A report just out from market research company TNS suggests that mobiles are on track to replace stereos for listening to music.
The study, Global Tech Insight 2005, surveyed 6,800 adults aged 16-49 who own either a mobile phone, PDA or laptop and who access the Internet every week, across 15 countries, between 11 July and 15 August 2005. It found that 19% of all mobile phone owners listen to music on their phones, and that 13% of all mobile users use MP3 or digital music players on their phones daily or weekly. This rises to 18% among mobile users in the UK and to 26% among users in South Korea.
Places where mobile users like to listen to music on their phones include public transport (47%), waiting for an appointment or meeting (32%), and in bed (23%). More than a third (35%) of phone users globally chose mobile music as one of the five applications they would like to start using, or use more of in the future. Among the factors deterring mobile users from downloading more songs onto their phones are insufficient memory, poor quality of the listening experience and difficulties in downloading, compared to transferring music from other devices.
Says Hanis Harun, TNS Technology Regional Director for Asia Pacific:
"The TNS study confirms a significant interest in listening to music using mobile phones, with considerable potential for mobiles to take a greater share of the market in the future.
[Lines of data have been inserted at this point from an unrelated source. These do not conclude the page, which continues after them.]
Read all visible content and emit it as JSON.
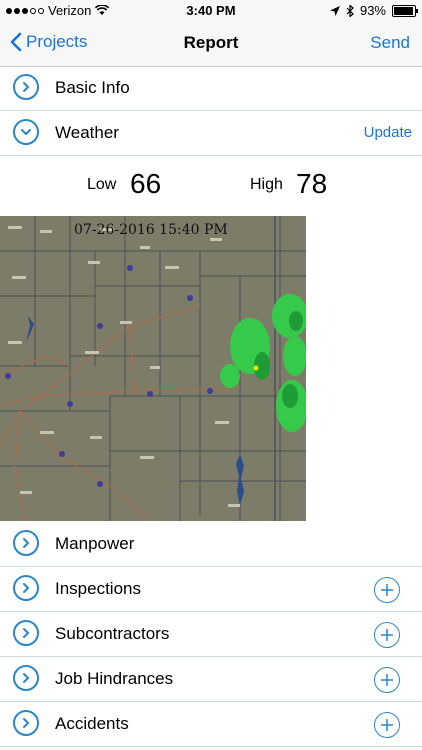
{
  "status": {
    "carrier": "Verizon",
    "time": "3:40 PM",
    "battery": "93%",
    "battery_level": 0.93
  },
  "nav": {
    "back_label": "Projects",
    "title": "Report",
    "send_label": "Send"
  },
  "sections": {
    "basic_info": "Basic Info",
    "weather": "Weather",
    "weather_action": "Update",
    "manpower": "Manpower",
    "inspections": "Inspections",
    "subcontractors": "Subcontractors",
    "job_hindrances": "Job Hindrances",
    "accidents": "Accidents"
  },
  "weather": {
    "low_label": "Low",
    "low_value": "66",
    "high_label": "High",
    "high_value": "78",
    "radar_timestamp": "07-26-2016 15:40 PM"
  },
  "colors": {
    "accent": "#1a73d9",
    "icon_ring": "#2a86c9"
  }
}
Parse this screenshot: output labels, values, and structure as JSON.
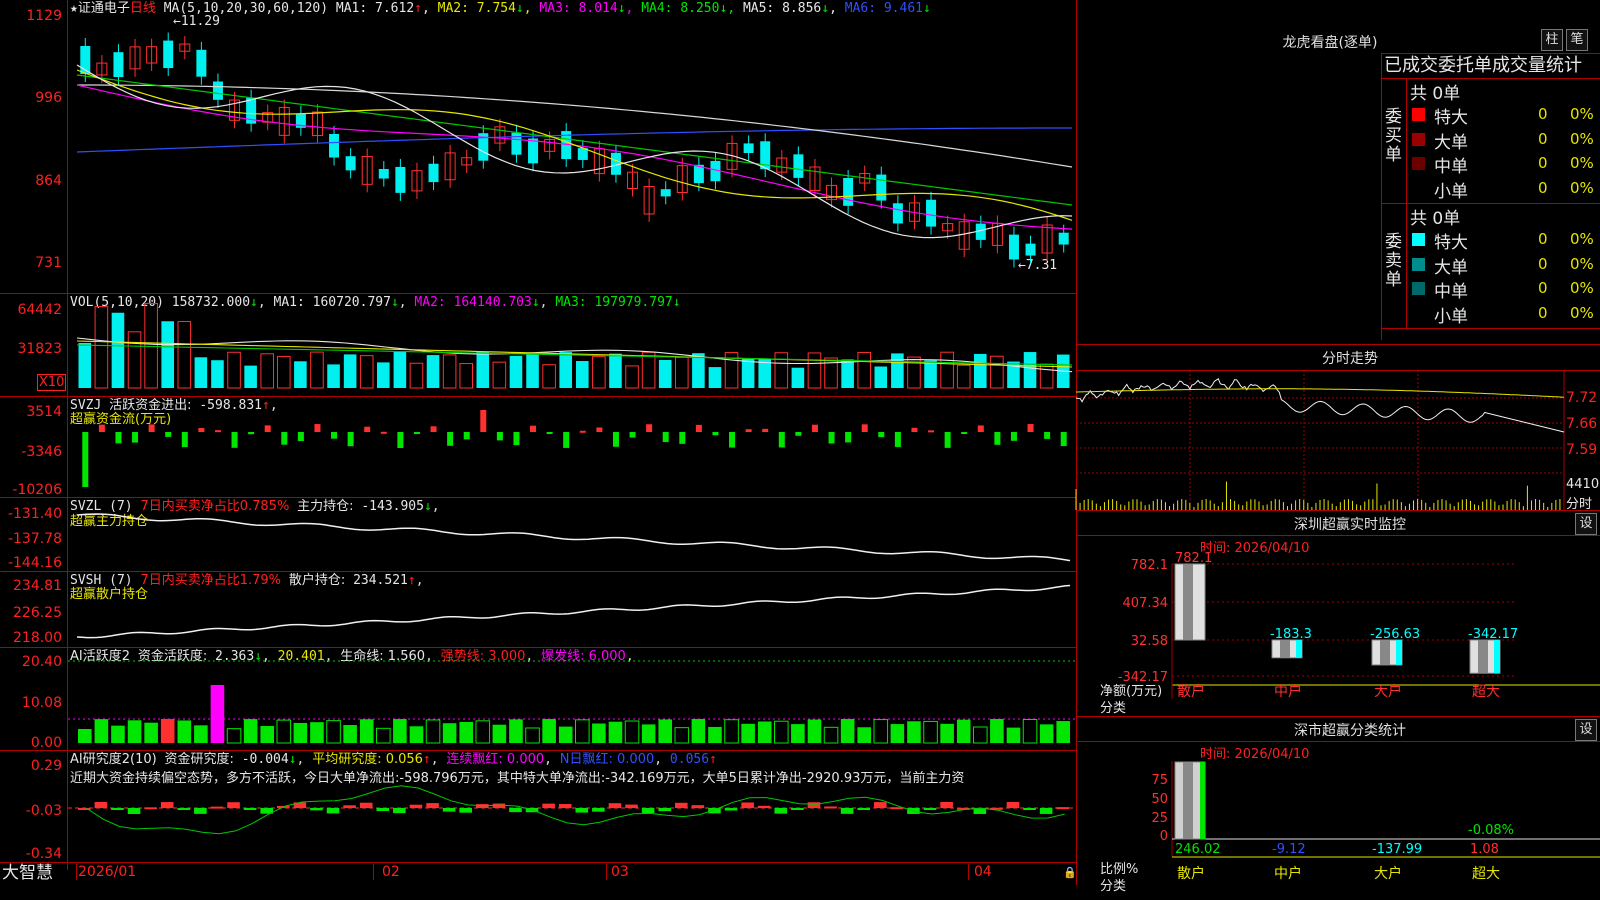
{
  "stock": {
    "star": "★",
    "name": "证通电子",
    "period": "日线"
  },
  "price_panel": {
    "ma_label": "MA(5,10,20,30,60,120)",
    "ma": [
      {
        "name": "MA1",
        "value": "7.612",
        "arrow": "↑",
        "color": "#e6e6e6"
      },
      {
        "name": "MA2",
        "value": "7.754",
        "arrow": "↓",
        "color": "#e6e600"
      },
      {
        "name": "MA3",
        "value": "8.014",
        "arrow": "↓",
        "color": "#ff00ff"
      },
      {
        "name": "MA4",
        "value": "8.250",
        "arrow": "↓",
        "color": "#00e600"
      },
      {
        "name": "MA5",
        "value": "8.856",
        "arrow": "↓",
        "color": "#e6e6e6"
      },
      {
        "name": "MA6",
        "value": "9.461",
        "arrow": "↓",
        "color": "#3050ff"
      }
    ],
    "high_mark": "11.29",
    "low_mark": "7.31",
    "yticks": [
      "1129",
      "996",
      "864",
      "731"
    ]
  },
  "vol_panel": {
    "label": "VOL(5,10,20)",
    "value": "158732.000",
    "arrow": "↓",
    "ma": [
      {
        "name": "MA1",
        "value": "160720.797",
        "arrow": "↓"
      },
      {
        "name": "MA2",
        "value": "164140.703",
        "arrow": "↓"
      },
      {
        "name": "MA3",
        "value": "197979.797",
        "arrow": "↓"
      }
    ],
    "yticks": [
      "64442",
      "31823"
    ],
    "unit": "X10"
  },
  "svzj_panel": {
    "label": "SVZJ",
    "item": "活跃资金进出:",
    "value": "-598.831",
    "arrow": "↑",
    "sub": "超赢资金流(万元)",
    "yticks": [
      "3514",
      "-3346",
      "-10206"
    ]
  },
  "svzl_panel": {
    "label": "SVZL (7)",
    "ratio": "7日内买卖净占比0.785%",
    "item": "主力持仓:",
    "value": "-143.905",
    "arrow": "↓",
    "sub": "超赢主力持仓",
    "yticks": [
      "-131.40",
      "-137.78",
      "-144.16"
    ]
  },
  "svsh_panel": {
    "label": "SVSH (7)",
    "ratio": "7日内买卖净占比1.79%",
    "item": "散户持仓:",
    "value": "234.521",
    "arrow": "↑",
    "sub": "超赢散户持仓",
    "yticks": [
      "234.81",
      "226.25",
      "218.00"
    ]
  },
  "ai_active_panel": {
    "label": "AI活跃度2",
    "item": "资金活跃度:",
    "value": "2.363",
    "arrow": "↓",
    "v2": "20.401",
    "life": "生命线: 1.560",
    "strong": "强势线: 3.000",
    "burst": "爆发线: 6.000",
    "yticks": [
      "20.40",
      "10.08",
      "0.00"
    ]
  },
  "ai_research_panel": {
    "label": "AI研究度2(10)",
    "item": "资金研究度:",
    "value": "-0.004",
    "arrow": "↓",
    "avg": "平均研究度: 0.056",
    "avg_arrow": "↑",
    "red1": "连续飘红: 0.000",
    "red2": "N日飘红: 0.000",
    "last": "0.056",
    "last_arrow": "↑",
    "summary": "近期大资金持续偏空态势，多方不活跃，今日大单净流出:-598.796万元，其中特大单净流出:-342.169万元，大单5日累计净出-2920.93万元，当前主力资",
    "yticks": [
      "0.29",
      "-0.03",
      "-0.34"
    ]
  },
  "xaxis": {
    "brand": "大智慧",
    "labels": [
      "2026/01",
      "02",
      "03",
      "04"
    ]
  },
  "dragon": {
    "title": "龙虎看盘(逐单)",
    "btn1": "柱",
    "btn2": "笔",
    "subtitle": "已成交委托单成交量统计",
    "buy": {
      "side": "委买单",
      "total": "共 0单",
      "rows": [
        {
          "name": "特大",
          "count": "0",
          "pct": "0%",
          "color": "#ff0000"
        },
        {
          "name": "大单",
          "count": "0",
          "pct": "0%",
          "color": "#9b0000"
        },
        {
          "name": "中单",
          "count": "0",
          "pct": "0%",
          "color": "#6a0000"
        },
        {
          "name": "小单",
          "count": "0",
          "pct": "0%",
          "color": ""
        }
      ]
    },
    "sell": {
      "side": "委卖单",
      "total": "共 0单",
      "rows": [
        {
          "name": "特大",
          "count": "0",
          "pct": "0%",
          "color": "#00ffff"
        },
        {
          "name": "大单",
          "count": "0",
          "pct": "0%",
          "color": "#008c8c"
        },
        {
          "name": "中单",
          "count": "0",
          "pct": "0%",
          "color": "#006a6a"
        },
        {
          "name": "小单",
          "count": "0",
          "pct": "0%",
          "color": ""
        }
      ]
    }
  },
  "intraday": {
    "title": "分时走势",
    "yticks": [
      "7.72",
      "7.66",
      "7.59"
    ],
    "vol": "4410",
    "vol_unit": "分时"
  },
  "sz_monitor": {
    "title": "深圳超赢实时监控",
    "btn": "设",
    "date": "时间: 2026/04/10",
    "yticks": [
      "782.1",
      "407.34",
      "32.58",
      "-342.17"
    ],
    "ylab": "净额(万元)",
    "xlab": "分类",
    "chart_data": {
      "type": "bar",
      "categories": [
        "散户",
        "中户",
        "大户",
        "超大"
      ],
      "values": [
        782.1,
        -183.3,
        -256.63,
        -342.17
      ]
    }
  },
  "sz_class": {
    "title": "深市超赢分类统计",
    "btn": "设",
    "date": "时间: 2026/04/10",
    "yticks": [
      "75",
      "50",
      "25",
      "0"
    ],
    "ylab": "比例%",
    "xlab": "分类",
    "note": "-0.08%",
    "chart_data": {
      "type": "bar",
      "categories": [
        "散户",
        "中户",
        "大户",
        "超大"
      ],
      "values": [
        246.02,
        -9.12,
        -137.99,
        1.08
      ]
    }
  }
}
Accessibility is still very much an issue, but usage, intensity and appeal are both high. Additionally mobile music appeals to a broad cross-section of consumers around the globe, with the main adoption drivers being lifestyle-related and a love for music.
"The pricing of downloads is still probably the greatest single barrier to encouraging more people to download and listen to songs on their phones. Other factors play a smaller part, including limitations of the capabilities of handsets and the time it takes to download. However, all the evidence points towards mobile music becoming increasingly competitive with personal digital music players such as iPods."